Dáil debates

Friday, 23 March 2007

Pharmacy Bill 2007 [Seanad]: Second Stage

 

Photo of Liam TwomeyLiam Twomey (Wexford, Fine Gael)

In concluding her speech, the Minister said: "The provisions in the Bill are intended to put the regulation of the profession of pharmacy in the State on a firm, modern and robust footing, having regard to the need to protect, maintain and promote the health and safety of the public." It is interesting that she used those fine words when introducing the Bill. Elsewhere in her speech she told us that this is not the final version of Bill, as she will introduce further amendments on Committee Stage. We have had similar occurrences in recent weeks. The Pharmacy Bill was rushed through the Seanad this week and I am unclear as to what is happening here this morning. The Health Bill to establish HIQA and the Medical Practitioners Bill flew through the House.
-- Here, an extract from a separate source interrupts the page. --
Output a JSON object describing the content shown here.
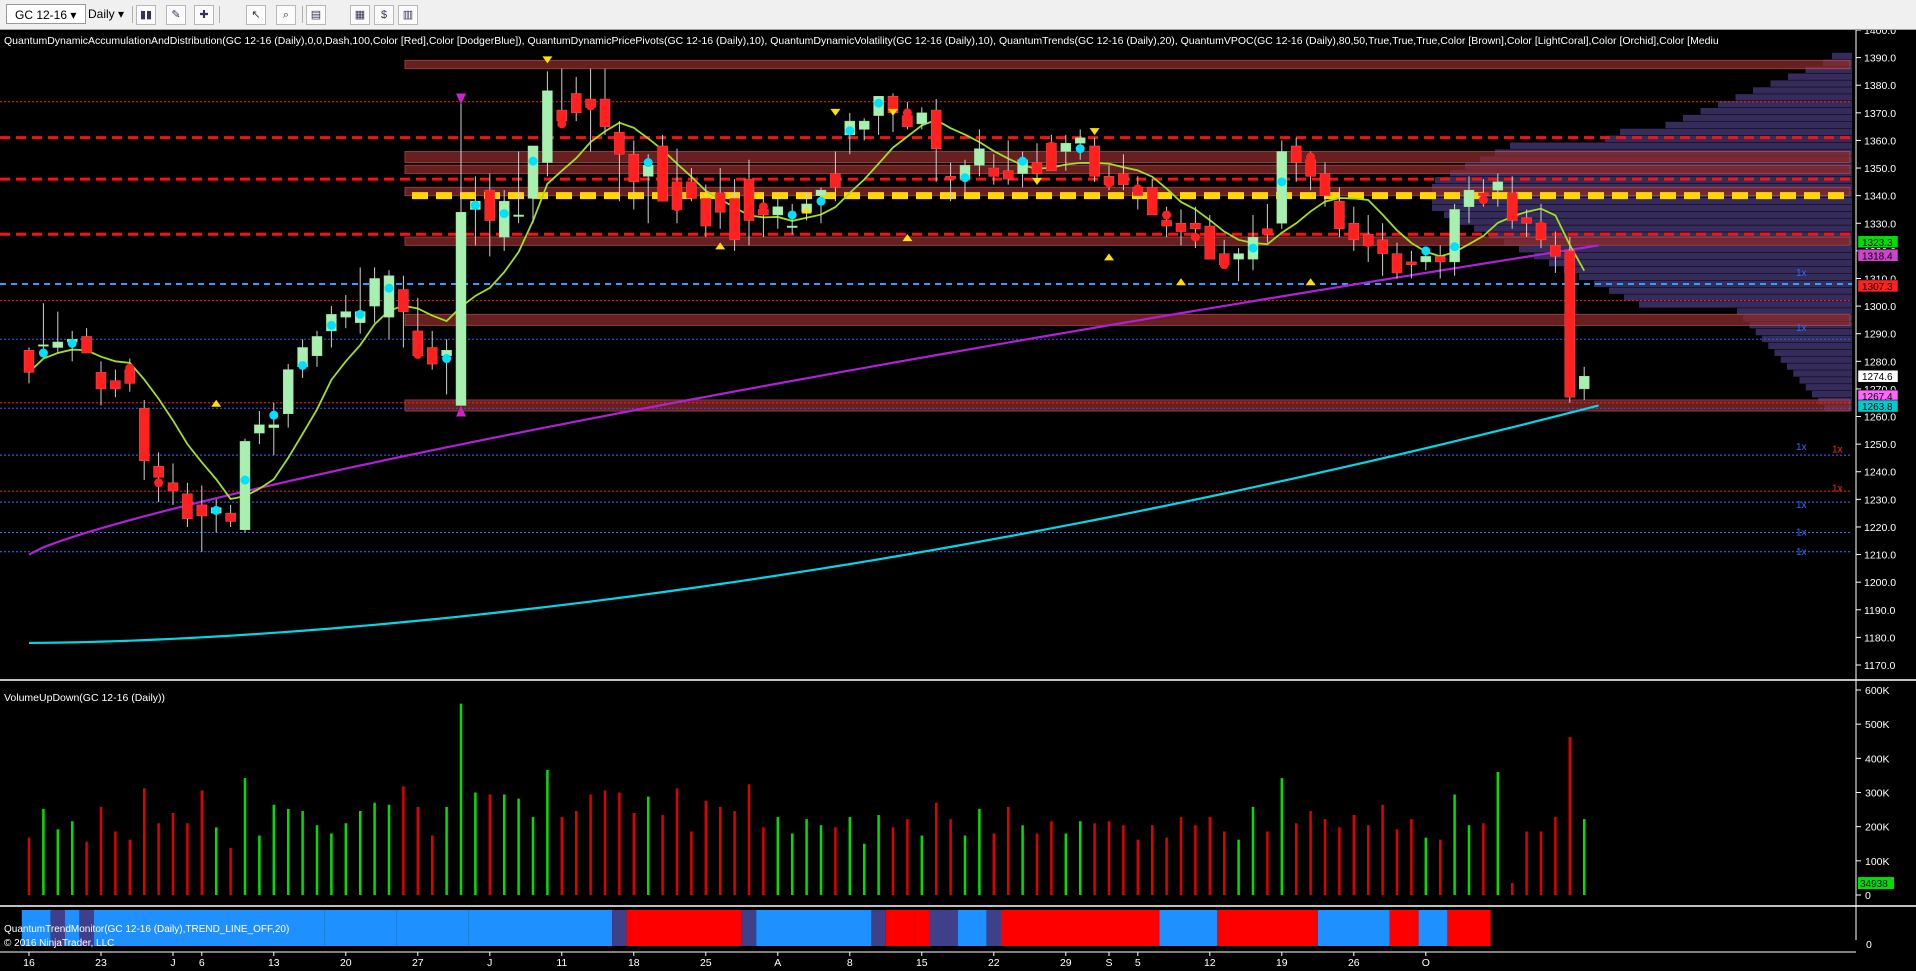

I have spent 20 years in medicine, in college, in training as a doctor and working as a GP. In the past two weeks it has taken all my skills and knowledge of the medical profession to try to keep up with what the Minister is doing in the Bill. This is the craziest way of regulating any medical profession.

We must give seven days notice of our amendments to legislation. Yesterday the Minister brought through amendments to the Bill in the Seanad. The previous day, she had the legal representatives of the Government trying to work out what was going wrong with the Bill. We do not know what the Minister is doing. Some of her proposals are fine and will probably work out all right — I certainly hope so — but nobody in the House has confidence that we know what is happening in the Bill. Even the Minister will acknowledge what she is doing is crazy.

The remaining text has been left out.